In October 2005, Secretary of Defense Donald Rumsfeld visited Beijing at the invitation of the minister of national defense and vice chairman of the Central Military Commission, Cao Gangchuan. Cao and Rumsfeld exchanged views on regional and international issues as well as on the future development of bilateral relations between their nations and armed forces. They agreed to work toward placing military relations on a level “commensurate with the relations with the two countries.”

China’s relations with its Asian neighbors have become stable during the last decades of the twentieth century. Despite a border war with India in 1962 and general distrust between the two (mostly over China’s close relationship with Pakistan and India’s with the former Soviet Union), in the early 2000s relations between the world’s two largest nations have never been more harmonious. China had long been a close ally of North Korea but also found a valuable trading partner in South Korea and eventually took a role in the early 2000s as a proponent of “six-party talks” (North Korea, South Korea, Russia, Japan, the United States, and China) to resolve tensions on the Korean Peninsula.

On November 15, 2005, Hu Jintao visited Seoul and spoke of the importance of both countries’ contributions for regional peace and cooperation in economic development. Japan, with its large economic and cultural influences in Asia, is seen by China as its most formidable opponent and partner in regional diplomacy. The two sides established diplomatic relations in 1972, and Japanese investment in China was important in the early years of China’s economic reforms and ever since.

Having fought two wars against Japan (1894–95 and 1936–45), China’s long-standing concern about the level of Japan’s military strength surfaces periodically, and criticism of Japan’s refusal to present a full version of the atrocities of World War II in its textbooks is a perennial issue. China has stable relations with its neighbors to the south. A border war was fought with one-time close ally Vietnam in 1979, but relations have improved since then. A territorial dispute with its Southeast Asian neighbors over islands in the South China Sea remains unresolved, as does another dispute in the East China Sea with Japan.

The end of the long-held animosity between Moscow and Beijing was marked by the visit to China by Soviet President Mikhail Gorbachev in 1989. After the 1991 demise of the Soviet Union, China’s relations with the Russian Federation and the former states of the Soviet Union became more amicable. A new round of bilateral agreements was signed during reciprocal head of state visits. As in the early 1950s with the Soviet Union, Russia has again become an important source of military matériel for China, as well as for raw materials and trade. Friendly relations with Russia have been an important advantage for China, offsetting its often uneasy relations with the United States.

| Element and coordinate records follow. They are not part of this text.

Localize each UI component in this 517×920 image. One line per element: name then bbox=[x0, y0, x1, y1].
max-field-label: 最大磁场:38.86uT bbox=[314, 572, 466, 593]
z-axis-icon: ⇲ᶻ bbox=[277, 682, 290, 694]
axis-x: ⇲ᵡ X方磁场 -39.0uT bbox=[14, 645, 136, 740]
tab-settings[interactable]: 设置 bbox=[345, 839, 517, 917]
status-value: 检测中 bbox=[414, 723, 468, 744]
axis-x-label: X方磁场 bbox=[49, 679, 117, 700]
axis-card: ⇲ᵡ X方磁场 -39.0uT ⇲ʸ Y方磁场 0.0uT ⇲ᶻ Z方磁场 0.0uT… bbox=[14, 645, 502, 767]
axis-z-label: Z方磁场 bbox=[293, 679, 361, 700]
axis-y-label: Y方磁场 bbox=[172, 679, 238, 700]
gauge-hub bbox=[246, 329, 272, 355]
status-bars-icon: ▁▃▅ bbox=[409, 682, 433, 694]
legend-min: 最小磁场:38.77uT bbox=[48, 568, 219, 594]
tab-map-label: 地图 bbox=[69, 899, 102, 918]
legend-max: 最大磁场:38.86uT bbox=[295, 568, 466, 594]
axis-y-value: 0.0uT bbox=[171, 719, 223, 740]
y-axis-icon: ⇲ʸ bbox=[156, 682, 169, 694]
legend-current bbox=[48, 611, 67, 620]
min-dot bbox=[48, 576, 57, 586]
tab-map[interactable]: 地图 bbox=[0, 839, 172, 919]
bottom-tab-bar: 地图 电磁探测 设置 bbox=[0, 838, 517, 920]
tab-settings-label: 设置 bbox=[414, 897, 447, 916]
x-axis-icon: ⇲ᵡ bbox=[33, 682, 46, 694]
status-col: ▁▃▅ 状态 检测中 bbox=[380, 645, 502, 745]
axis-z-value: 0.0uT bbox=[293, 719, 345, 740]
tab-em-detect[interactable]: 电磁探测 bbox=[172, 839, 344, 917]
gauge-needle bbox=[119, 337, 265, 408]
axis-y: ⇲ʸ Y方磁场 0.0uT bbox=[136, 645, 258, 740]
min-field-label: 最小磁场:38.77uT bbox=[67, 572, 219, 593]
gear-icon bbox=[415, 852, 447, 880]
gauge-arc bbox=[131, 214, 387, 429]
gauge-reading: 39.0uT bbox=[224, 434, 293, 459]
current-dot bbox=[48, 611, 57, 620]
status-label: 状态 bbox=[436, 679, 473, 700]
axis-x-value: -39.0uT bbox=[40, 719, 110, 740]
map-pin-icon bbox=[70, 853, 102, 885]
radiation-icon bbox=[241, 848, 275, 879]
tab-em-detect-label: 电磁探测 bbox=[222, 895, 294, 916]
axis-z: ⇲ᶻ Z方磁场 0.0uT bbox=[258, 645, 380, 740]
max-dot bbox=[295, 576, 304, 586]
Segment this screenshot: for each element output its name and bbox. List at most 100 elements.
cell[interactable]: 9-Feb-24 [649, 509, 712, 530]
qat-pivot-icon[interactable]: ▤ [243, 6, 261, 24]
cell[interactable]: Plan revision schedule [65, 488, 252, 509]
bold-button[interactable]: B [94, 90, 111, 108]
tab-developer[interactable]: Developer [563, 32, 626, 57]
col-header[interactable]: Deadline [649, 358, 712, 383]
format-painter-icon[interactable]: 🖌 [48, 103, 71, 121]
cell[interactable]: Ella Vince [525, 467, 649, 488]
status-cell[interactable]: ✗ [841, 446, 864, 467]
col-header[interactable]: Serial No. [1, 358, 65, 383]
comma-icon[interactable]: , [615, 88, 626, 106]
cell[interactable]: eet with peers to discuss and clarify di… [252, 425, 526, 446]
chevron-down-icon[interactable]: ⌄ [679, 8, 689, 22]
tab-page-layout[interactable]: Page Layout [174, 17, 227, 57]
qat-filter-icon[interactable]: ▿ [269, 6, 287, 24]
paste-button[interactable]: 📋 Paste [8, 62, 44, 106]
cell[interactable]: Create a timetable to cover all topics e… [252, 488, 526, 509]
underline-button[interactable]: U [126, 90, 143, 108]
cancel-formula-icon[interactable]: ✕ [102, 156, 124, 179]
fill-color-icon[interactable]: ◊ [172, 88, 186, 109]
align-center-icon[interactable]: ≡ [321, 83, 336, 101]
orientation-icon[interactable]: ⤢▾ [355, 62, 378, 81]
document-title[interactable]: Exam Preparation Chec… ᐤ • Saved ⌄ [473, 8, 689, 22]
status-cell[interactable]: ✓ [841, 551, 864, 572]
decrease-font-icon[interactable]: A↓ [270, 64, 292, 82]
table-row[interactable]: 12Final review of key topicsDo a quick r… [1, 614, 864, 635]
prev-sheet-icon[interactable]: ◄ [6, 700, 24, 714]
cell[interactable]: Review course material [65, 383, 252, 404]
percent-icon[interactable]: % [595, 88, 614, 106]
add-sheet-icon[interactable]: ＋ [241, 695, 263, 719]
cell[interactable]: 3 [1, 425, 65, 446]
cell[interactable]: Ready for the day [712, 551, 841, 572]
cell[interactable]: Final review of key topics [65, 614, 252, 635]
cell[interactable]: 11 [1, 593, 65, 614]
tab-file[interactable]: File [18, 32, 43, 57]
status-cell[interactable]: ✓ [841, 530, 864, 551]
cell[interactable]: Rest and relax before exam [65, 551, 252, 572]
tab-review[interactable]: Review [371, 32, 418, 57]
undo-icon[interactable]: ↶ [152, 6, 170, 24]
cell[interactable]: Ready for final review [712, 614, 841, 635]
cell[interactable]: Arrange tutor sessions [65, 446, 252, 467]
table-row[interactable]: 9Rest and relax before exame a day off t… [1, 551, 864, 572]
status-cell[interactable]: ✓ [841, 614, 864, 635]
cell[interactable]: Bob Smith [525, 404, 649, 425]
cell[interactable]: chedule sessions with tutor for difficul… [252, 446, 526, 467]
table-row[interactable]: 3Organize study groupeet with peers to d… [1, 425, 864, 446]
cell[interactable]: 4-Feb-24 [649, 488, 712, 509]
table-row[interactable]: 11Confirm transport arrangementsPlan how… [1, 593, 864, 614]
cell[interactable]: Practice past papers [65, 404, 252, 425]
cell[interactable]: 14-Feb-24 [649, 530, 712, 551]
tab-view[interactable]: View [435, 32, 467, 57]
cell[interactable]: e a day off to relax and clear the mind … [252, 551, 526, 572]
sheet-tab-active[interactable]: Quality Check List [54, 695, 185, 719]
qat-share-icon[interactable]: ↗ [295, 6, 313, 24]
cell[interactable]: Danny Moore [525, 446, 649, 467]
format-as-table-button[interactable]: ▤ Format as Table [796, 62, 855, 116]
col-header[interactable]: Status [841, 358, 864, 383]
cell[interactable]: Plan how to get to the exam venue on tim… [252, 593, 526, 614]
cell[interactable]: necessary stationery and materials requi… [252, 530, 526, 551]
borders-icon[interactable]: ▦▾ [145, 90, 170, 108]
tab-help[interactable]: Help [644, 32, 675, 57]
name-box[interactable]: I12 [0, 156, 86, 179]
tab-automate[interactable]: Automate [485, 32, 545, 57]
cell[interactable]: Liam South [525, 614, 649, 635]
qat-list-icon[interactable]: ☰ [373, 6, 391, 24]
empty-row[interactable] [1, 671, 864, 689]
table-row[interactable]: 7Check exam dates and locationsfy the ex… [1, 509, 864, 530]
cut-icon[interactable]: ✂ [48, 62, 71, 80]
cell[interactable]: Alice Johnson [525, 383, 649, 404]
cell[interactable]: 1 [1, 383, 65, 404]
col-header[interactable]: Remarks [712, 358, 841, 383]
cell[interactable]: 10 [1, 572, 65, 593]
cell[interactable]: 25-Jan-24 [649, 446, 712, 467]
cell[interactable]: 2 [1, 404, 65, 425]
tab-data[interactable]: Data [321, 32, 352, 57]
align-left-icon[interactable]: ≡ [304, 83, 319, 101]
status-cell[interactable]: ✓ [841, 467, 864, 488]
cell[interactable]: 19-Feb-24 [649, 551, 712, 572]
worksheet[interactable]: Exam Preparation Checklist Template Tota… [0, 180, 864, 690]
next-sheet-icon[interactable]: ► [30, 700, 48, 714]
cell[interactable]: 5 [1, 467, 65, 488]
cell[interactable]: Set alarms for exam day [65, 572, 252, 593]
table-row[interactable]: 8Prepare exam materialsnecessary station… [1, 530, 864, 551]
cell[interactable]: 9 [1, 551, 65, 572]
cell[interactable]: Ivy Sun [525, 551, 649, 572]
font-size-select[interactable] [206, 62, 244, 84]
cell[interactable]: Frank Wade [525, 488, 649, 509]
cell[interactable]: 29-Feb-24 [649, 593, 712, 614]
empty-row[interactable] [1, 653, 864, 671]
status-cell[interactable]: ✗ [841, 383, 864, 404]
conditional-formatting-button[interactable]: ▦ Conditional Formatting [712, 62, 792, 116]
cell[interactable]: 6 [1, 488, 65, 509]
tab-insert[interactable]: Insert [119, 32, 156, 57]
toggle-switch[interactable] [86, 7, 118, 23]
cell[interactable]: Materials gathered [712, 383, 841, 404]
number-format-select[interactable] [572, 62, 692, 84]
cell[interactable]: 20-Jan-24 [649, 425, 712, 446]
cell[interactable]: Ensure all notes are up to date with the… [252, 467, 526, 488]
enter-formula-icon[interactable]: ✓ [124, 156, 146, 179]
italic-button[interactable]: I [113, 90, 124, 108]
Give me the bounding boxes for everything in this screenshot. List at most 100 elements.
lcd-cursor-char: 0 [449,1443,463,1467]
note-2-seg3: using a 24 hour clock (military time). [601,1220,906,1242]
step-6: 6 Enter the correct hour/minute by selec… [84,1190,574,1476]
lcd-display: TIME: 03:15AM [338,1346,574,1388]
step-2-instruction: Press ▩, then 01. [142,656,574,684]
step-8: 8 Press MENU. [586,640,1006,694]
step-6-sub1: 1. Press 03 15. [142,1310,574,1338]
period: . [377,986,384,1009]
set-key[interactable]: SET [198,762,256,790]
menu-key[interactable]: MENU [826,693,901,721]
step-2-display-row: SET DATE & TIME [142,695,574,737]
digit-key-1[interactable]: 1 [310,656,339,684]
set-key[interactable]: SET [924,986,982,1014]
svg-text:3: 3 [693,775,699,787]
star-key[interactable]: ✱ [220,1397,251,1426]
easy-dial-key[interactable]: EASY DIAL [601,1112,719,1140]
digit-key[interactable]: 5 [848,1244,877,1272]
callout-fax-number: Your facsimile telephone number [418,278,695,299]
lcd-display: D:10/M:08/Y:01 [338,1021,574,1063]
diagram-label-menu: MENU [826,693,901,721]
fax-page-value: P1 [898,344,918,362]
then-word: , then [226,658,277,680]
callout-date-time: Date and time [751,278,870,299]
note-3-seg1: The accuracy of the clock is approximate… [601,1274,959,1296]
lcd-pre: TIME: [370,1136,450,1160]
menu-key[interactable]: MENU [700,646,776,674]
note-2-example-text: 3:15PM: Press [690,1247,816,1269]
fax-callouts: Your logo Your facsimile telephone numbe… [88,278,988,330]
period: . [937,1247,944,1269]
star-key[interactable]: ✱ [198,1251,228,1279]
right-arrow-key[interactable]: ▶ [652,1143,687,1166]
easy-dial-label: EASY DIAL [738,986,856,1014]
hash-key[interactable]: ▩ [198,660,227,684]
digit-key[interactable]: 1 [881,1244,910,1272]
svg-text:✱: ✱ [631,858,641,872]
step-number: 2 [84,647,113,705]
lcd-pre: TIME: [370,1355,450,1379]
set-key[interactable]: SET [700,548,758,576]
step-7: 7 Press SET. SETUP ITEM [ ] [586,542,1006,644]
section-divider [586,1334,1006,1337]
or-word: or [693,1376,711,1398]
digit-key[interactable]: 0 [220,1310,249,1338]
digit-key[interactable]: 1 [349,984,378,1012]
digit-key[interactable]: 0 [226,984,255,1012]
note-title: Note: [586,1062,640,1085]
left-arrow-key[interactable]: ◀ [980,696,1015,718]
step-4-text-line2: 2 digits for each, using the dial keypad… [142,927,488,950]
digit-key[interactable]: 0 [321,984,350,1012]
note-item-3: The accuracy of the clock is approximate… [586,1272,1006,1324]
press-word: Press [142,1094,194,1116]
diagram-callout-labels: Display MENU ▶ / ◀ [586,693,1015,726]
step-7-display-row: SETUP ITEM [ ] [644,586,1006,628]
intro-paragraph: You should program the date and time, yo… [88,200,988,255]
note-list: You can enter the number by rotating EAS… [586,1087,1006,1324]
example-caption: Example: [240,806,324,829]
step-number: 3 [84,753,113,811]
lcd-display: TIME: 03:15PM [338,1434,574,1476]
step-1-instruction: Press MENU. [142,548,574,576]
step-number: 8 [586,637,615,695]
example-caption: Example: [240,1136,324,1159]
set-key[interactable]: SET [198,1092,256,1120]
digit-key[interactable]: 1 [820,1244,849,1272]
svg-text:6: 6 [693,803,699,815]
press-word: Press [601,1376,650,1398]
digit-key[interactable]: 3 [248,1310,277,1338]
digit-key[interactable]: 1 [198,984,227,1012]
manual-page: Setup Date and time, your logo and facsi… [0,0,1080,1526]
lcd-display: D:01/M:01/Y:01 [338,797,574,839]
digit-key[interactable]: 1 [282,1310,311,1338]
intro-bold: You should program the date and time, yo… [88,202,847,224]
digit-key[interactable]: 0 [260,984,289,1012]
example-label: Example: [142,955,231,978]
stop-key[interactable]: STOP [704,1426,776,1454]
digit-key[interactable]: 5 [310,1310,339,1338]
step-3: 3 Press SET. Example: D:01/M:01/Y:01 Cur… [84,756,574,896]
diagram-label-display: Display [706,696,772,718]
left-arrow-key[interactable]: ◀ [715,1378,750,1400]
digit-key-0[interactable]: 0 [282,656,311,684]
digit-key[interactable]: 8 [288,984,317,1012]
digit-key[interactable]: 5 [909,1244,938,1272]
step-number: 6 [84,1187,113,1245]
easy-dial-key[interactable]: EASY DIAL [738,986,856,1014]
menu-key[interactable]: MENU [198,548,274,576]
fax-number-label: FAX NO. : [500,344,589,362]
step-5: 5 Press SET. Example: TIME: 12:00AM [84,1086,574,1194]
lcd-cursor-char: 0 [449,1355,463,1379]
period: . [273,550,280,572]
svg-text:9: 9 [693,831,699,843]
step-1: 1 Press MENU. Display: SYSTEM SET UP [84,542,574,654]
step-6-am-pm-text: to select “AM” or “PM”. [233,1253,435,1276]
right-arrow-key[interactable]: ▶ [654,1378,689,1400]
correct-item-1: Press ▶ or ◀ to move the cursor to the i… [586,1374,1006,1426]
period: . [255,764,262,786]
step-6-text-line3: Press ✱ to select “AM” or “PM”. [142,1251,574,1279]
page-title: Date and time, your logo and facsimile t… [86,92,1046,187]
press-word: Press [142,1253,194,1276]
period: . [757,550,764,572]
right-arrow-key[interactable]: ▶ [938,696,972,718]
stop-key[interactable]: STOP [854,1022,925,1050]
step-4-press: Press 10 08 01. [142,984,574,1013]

Relations with Europe, both Eastern and Western, generally have been friendly in the early twenty-first century, and, indeed, close political and trade relations with the European Union nations have been a major thrust of China’s foreign policy in the 2000s. In November 2005, President Hu Jintao visited the United Kingdom, Germany, and Spain and announced China’s eagerness to enter into greater political and economic cooperation with its European partners.

Although committed to good relations with the nations of the Middle East, Africa, and Latin America, in the twenty-first century China finds perhaps the greatest value in these areas as markets and sources of raw materials. The years of solidarity with revolutionary movements in these regions have long been replaced by efforts to cultivate normal diplomatic and economic relations.